То пришла мне в голову мысль
Направиться, дабы почтить Бога, в Сен-Дени,
И пробыл я там вплоть до среды.
Употребляемые в этих примерах обозначения того или иного дня зависели от различных хронологических систем, которые сосуществовали в сознании средневекового человека. Истина состоит в том, что он не знал ни унифицированного времени, ни единообразной хронологии. Множественность времен — такова реальность для средневекового разума.
Нигде потребность в хронологии не была столь сильной, как в священной истории. Все, что касалось Христа, требовало измерения во времени, поэтому в «Светильнике» земная жизнь Иисуса излагается самым детальным образом. «Почему девять месяцев пребывал Он во чреве Богоматери? В котором часу Он родился? Почему в течение тридцати лет не объявлял Он о Себе? Сколько часов пребывал Он в смерти? — Сорок».

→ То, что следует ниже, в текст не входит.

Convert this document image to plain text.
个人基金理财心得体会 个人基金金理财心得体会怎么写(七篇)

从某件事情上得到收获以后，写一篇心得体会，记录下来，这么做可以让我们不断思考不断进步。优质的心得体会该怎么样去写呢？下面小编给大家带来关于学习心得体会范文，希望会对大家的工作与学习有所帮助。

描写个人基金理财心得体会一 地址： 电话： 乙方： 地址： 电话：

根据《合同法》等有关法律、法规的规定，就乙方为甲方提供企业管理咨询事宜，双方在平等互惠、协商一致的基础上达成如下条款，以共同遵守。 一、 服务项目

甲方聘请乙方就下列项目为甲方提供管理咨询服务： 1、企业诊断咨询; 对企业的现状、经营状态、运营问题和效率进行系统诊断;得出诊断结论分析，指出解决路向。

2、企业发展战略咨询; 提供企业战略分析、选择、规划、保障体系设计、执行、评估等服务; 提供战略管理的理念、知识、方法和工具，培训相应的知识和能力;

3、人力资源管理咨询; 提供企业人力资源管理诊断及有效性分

В строгой хронологии нуждались также шесть дней творения и история грехопадения: «Сколько времени Адам и Ева пребывали в раю? — Семь часов. — Почему не дольше? — Потому что немедленно после того, как женщина была создана, она предала. В третий час по своему сотворению мужчина дал имена животным, в шестой час только что созданная женщина вкусила от запретного плода и предложила его мужчине, который съел его из любви к ней, и вскоре, в девятом часу, Господь изгнал их из рая».
Средневековые люди доводили до крайности аллегорическое толкование содержавшихся в Библии более или менее символических дат и сроков творения. И в то же время они преувеличивали буквальный смысл данных Священного писания. Особенно все то, что фигурировало в «исторических книгах» Библии, понималось ими как реальные и датированные факты. Всемирные хроники начинались с дат, в которых проявляется подлинная одержимость хронологией. Но здесь, впрочем, не существовало единодушия. Яков Ворагинский откровенно признавал: «Нет согласия относительно даты рождения во плоти Господа нашего Иисуса Христа. Одни говорят, что это произошло через 5228 лет после сотворения Адама; другие — через 6000 лет; третьи, следуя хронике Евсевия Кесарийского, — через 5199 лет, во времена императора Октавиана». И он осмотрительно добавляет: «Первым, кто установил дату в 6000 лет, был Мефодий, но он, кажется, нашел ее скорее по мистическому вдохновению, нежели по хронологическому расчету».
Конечно, средневековая хронология в собственном смысле слова, способы измерения времени, приемы определения даты и часа, сам хронологический инструментарий — все это носило рудиментарный характер. Здесь полностью сохранялась преемственность с греко-латинским миром. Устройства, служившие для измерения времени, оставались либо связанными с капризами природы — таковы солнечные часы, либо определяли лишь отдельные временные отрезки — как песочные и водяные часы. Использовались, наконец, и заменители часов, которые не измеряли время в цифрах, но определяли конкретные временные вехи: ночь разделялась на «три свечи», короткие промежутки определяли временем, потребным для чтения молитв «Miserere» или «Отче наш».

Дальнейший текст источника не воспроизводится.